One of Rome’s hidden gems, the Pietro Canonica Museum is home to a stellar collection of works by the 19th-century sculptor and musician, all displayed against the backdrop of his luxurious fortress-style villa in the Villa Borghese gardens. Visitors will gain a unique glimpse into the artist's life a century ago.
Canonica was a sculptor and academic born near Turin in 1869. Much feted by the aristocracy in Italy and Europe for his fine sculptural portraits of royalty and nobility, he was given this small but sumptuous "fortezzuola" villa by the city of Rome, and lived there until his death in 1959. The artist's house is now a museum dedicated to his life and work; visit as part of a Villa Borghese bike or Segway tour that also includes the Galleria Borghese, the Silvano Toti Globe Theatre, the Bioparco zoo, and the Pincio Gardens.
Things to Know Before You Go
The museum’s collection consists primarily of sculptures, but there are other eclectic things to see as well, including Canonica’s smock and beret.
Large bags and backpacks are not allowed in the museum.
The museum is partially accessible to wheelchairs and strollers.
Flash photography is not allowed inside the museum.
How to Get There
The museum is located on Viale Pietro Canonica in Villa Borghese park.

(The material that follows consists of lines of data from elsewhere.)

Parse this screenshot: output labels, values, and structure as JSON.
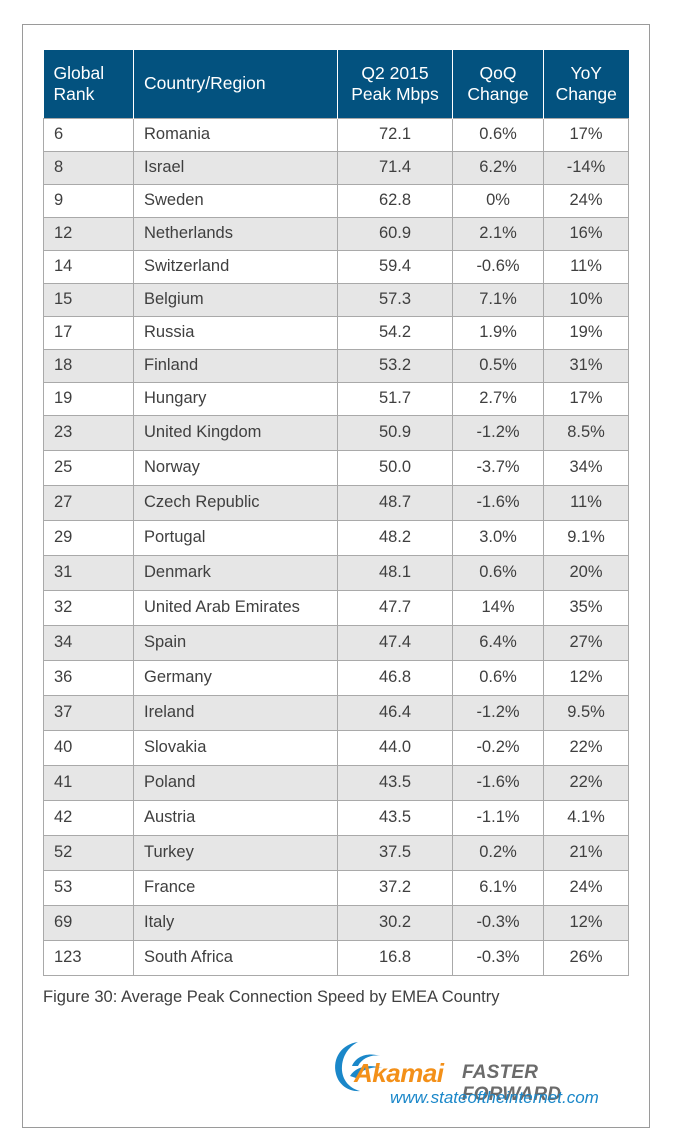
{
  "chart_data": {
    "type": "table",
    "columns": [
      [
        "Global",
        "Rank"
      ],
      [
        "Country/Region"
      ],
      [
        "Q2 2015",
        "Peak Mbps"
      ],
      [
        "QoQ",
        "Change"
      ],
      [
        "YoY",
        "Change"
      ]
    ],
    "rows": [
      [
        "6",
        "Romania",
        "72.1",
        "0.6%",
        "17%"
      ],
      [
        "8",
        "Israel",
        "71.4",
        "6.2%",
        "-14%"
      ],
      [
        "9",
        "Sweden",
        "62.8",
        "0%",
        "24%"
      ],
      [
        "12",
        "Netherlands",
        "60.9",
        "2.1%",
        "16%"
      ],
      [
        "14",
        "Switzerland",
        "59.4",
        "-0.6%",
        "11%"
      ],
      [
        "15",
        "Belgium",
        "57.3",
        "7.1%",
        "10%"
      ],
      [
        "17",
        "Russia",
        "54.2",
        "1.9%",
        "19%"
      ],
      [
        "18",
        "Finland",
        "53.2",
        "0.5%",
        "31%"
      ],
      [
        "19",
        "Hungary",
        "51.7",
        "2.7%",
        "17%"
      ],
      [
        "23",
        "United Kingdom",
        "50.9",
        "-1.2%",
        "8.5%"
      ],
      [
        "25",
        "Norway",
        "50.0",
        "-3.7%",
        "34%"
      ],
      [
        "27",
        "Czech Republic",
        "48.7",
        "-1.6%",
        "11%"
      ],
      [
        "29",
        "Portugal",
        "48.2",
        "3.0%",
        "9.1%"
      ],
      [
        "31",
        "Denmark",
        "48.1",
        "0.6%",
        "20%"
      ],
      [
        "32",
        "United Arab Emirates",
        "47.7",
        "14%",
        "35%"
      ],
      [
        "34",
        "Spain",
        "47.4",
        "6.4%",
        "27%"
      ],
      [
        "36",
        "Germany",
        "46.8",
        "0.6%",
        "12%"
      ],
      [
        "37",
        "Ireland",
        "46.4",
        "-1.2%",
        "9.5%"
      ],
      [
        "40",
        "Slovakia",
        "44.0",
        "-0.2%",
        "22%"
      ],
      [
        "41",
        "Poland",
        "43.5",
        "-1.6%",
        "22%"
      ],
      [
        "42",
        "Austria",
        "43.5",
        "-1.1%",
        "4.1%"
      ],
      [
        "52",
        "Turkey",
        "37.5",
        "0.2%",
        "21%"
      ],
      [
        "53",
        "France",
        "37.2",
        "6.1%",
        "24%"
      ],
      [
        "69",
        "Italy",
        "30.2",
        "-0.3%",
        "12%"
      ],
      [
        "123",
        "South Africa",
        "16.8",
        "-0.3%",
        "26%"
      ]
    ],
    "caption": "Figure 30: Average Peak Connection Speed by EMEA Country"
  },
  "footer": {
    "brand": "Akamai",
    "tagline": "FASTER FORWARD",
    "url": "www.stateoftheinternet.com"
  },
  "colors": {
    "header_bg": "#03527f",
    "stripe": "#e6e6e6",
    "brand_orange": "#f39019",
    "url_blue": "#1a87c9"
  },
  "icons": {
    "logo": "akamai-wave-logo-icon"
  }
}
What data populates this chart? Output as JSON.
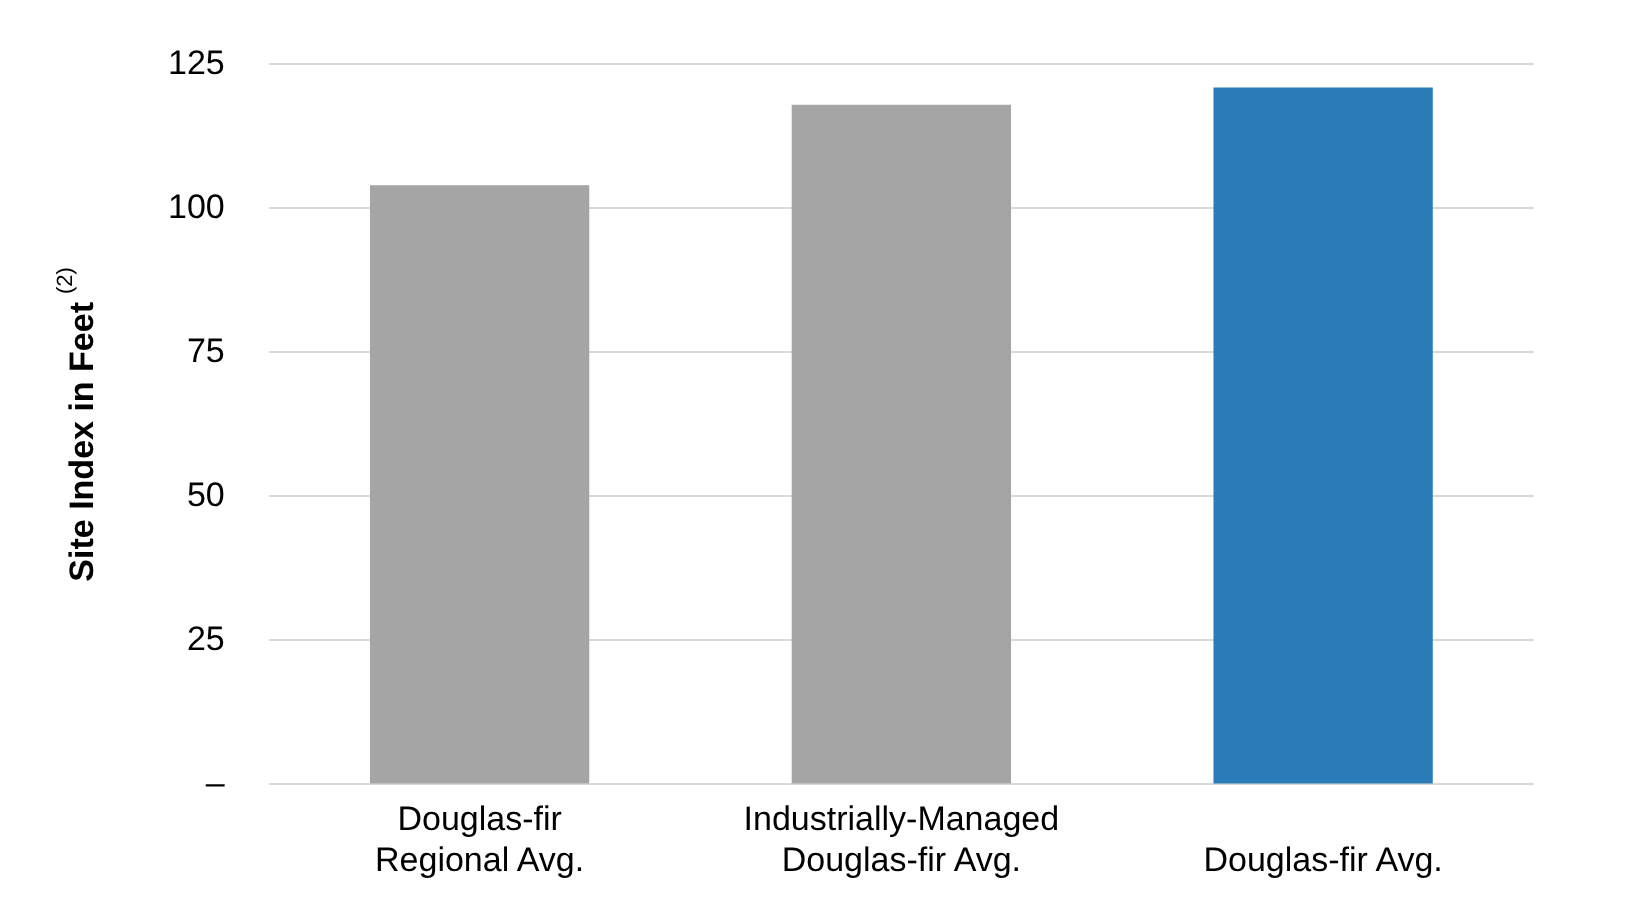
{
  "chart_data": {
    "type": "bar",
    "ylabel": "Site Index in Feet $^{(2)}$",
    "categories": [
      "Douglas-fir\nRegional Avg.",
      "Industrially-Managed\nDouglas-fir Avg.",
      "\nDouglas-fir Avg."
    ],
    "values": [
      104,
      118,
      121
    ],
    "colors": [
      "#a5a5a5",
      "#a5a5a5",
      "#2a7bb8"
    ],
    "ylim": [
      0,
      125
    ],
    "yticks": [
      {
        "value": 0,
        "label": "–"
      },
      25,
      50,
      75,
      100,
      125
    ],
    "grid": "y",
    "legend": false
  }
}
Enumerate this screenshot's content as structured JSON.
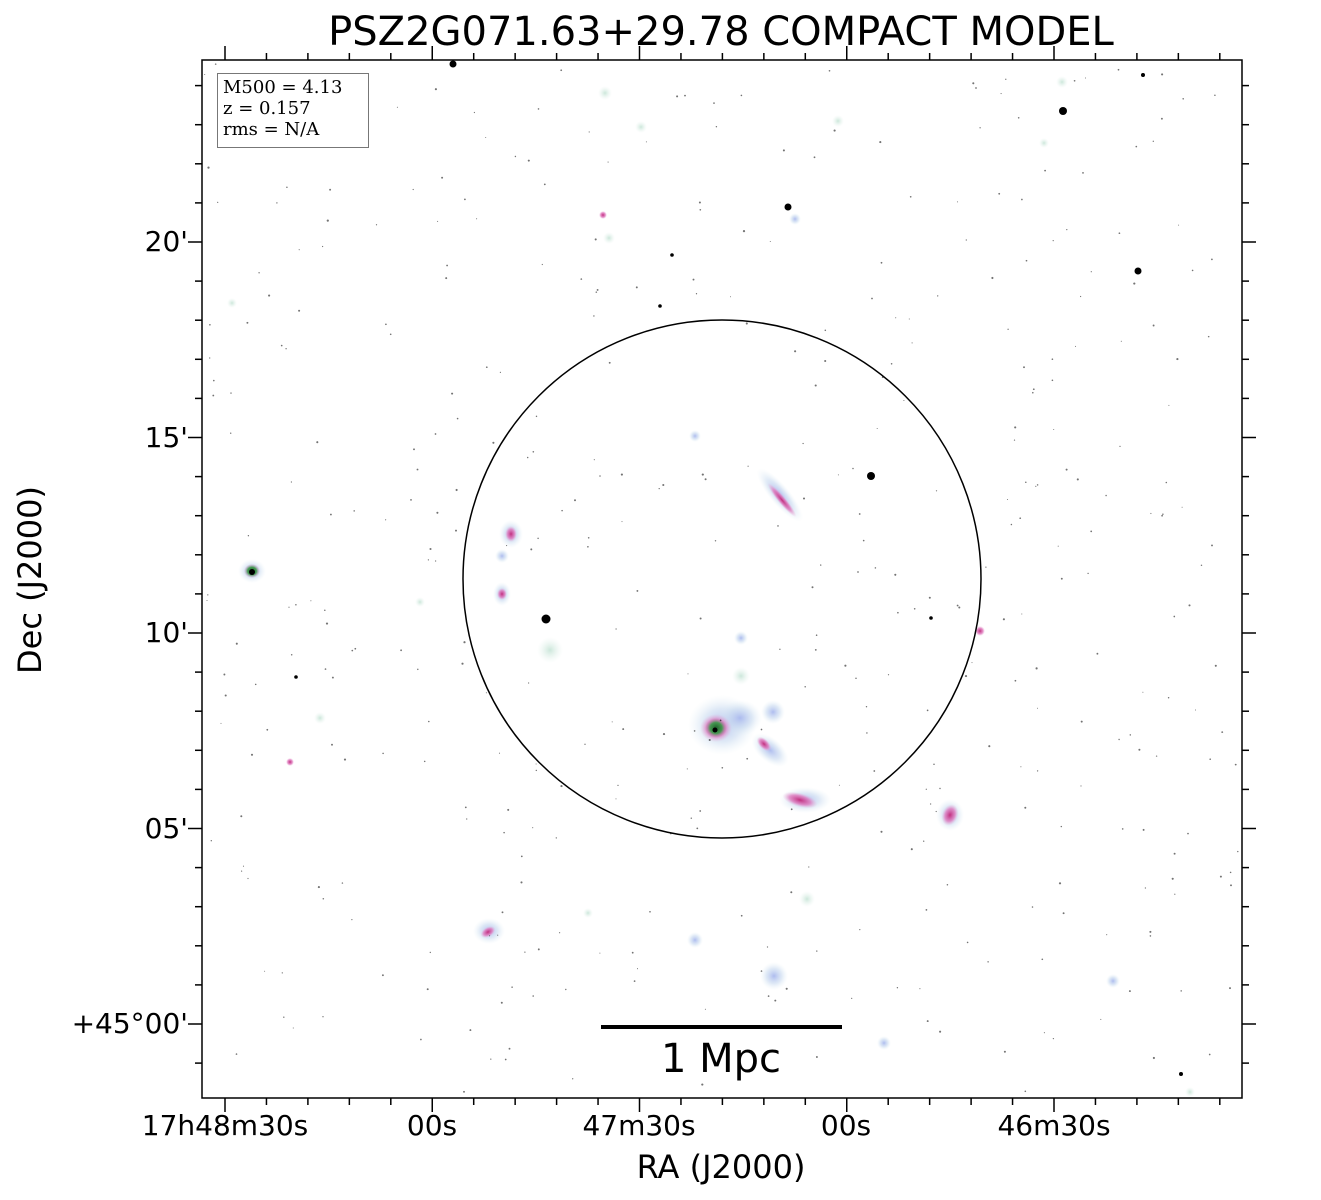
{
  "title": "PSZ2G071.63+29.78 COMPACT MODEL",
  "axes": {
    "x_label": "RA (J2000)",
    "y_label": "Dec (J2000)",
    "x_ticks": [
      "17h48m30s",
      "00s",
      "47m30s",
      "00s",
      "46m30s"
    ],
    "y_ticks": [
      "20'",
      "15'",
      "10'",
      "05'",
      "+45°00'"
    ]
  },
  "info_box": {
    "mass": "M500 = 4.13",
    "redshift": "z = 0.157",
    "rms": "rms = N/A"
  },
  "scale_bar": {
    "label": "1 Mpc"
  },
  "colors": {
    "frame": "#000000",
    "glow": "#bfd8ee",
    "core_magenta": "#d9449a",
    "core_green": "#2f8a3a",
    "pale_green": "#cfe8d8"
  }
}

The nearest metro station is Flaminio; the nearest bus stop is at Piazzale Brasile.
When to Get There
Because of its location in Villa Borghese park, the museum makes for a great stop on a nice day. It’s closed on Mondays.
The Pietro Canonica Museum Collection
Visitors can see original models for Canonica’s bronze and marble statues, as well as sketches and drawings, in the artist’s ground-floor studio. Upstairs, you can explore private apartments furnished with antiques, Flemish tapestries, and paintings by 19th- and 20th-century Italian artists such as Giovanni Battista Quadrone and Vittorio Cavalleri.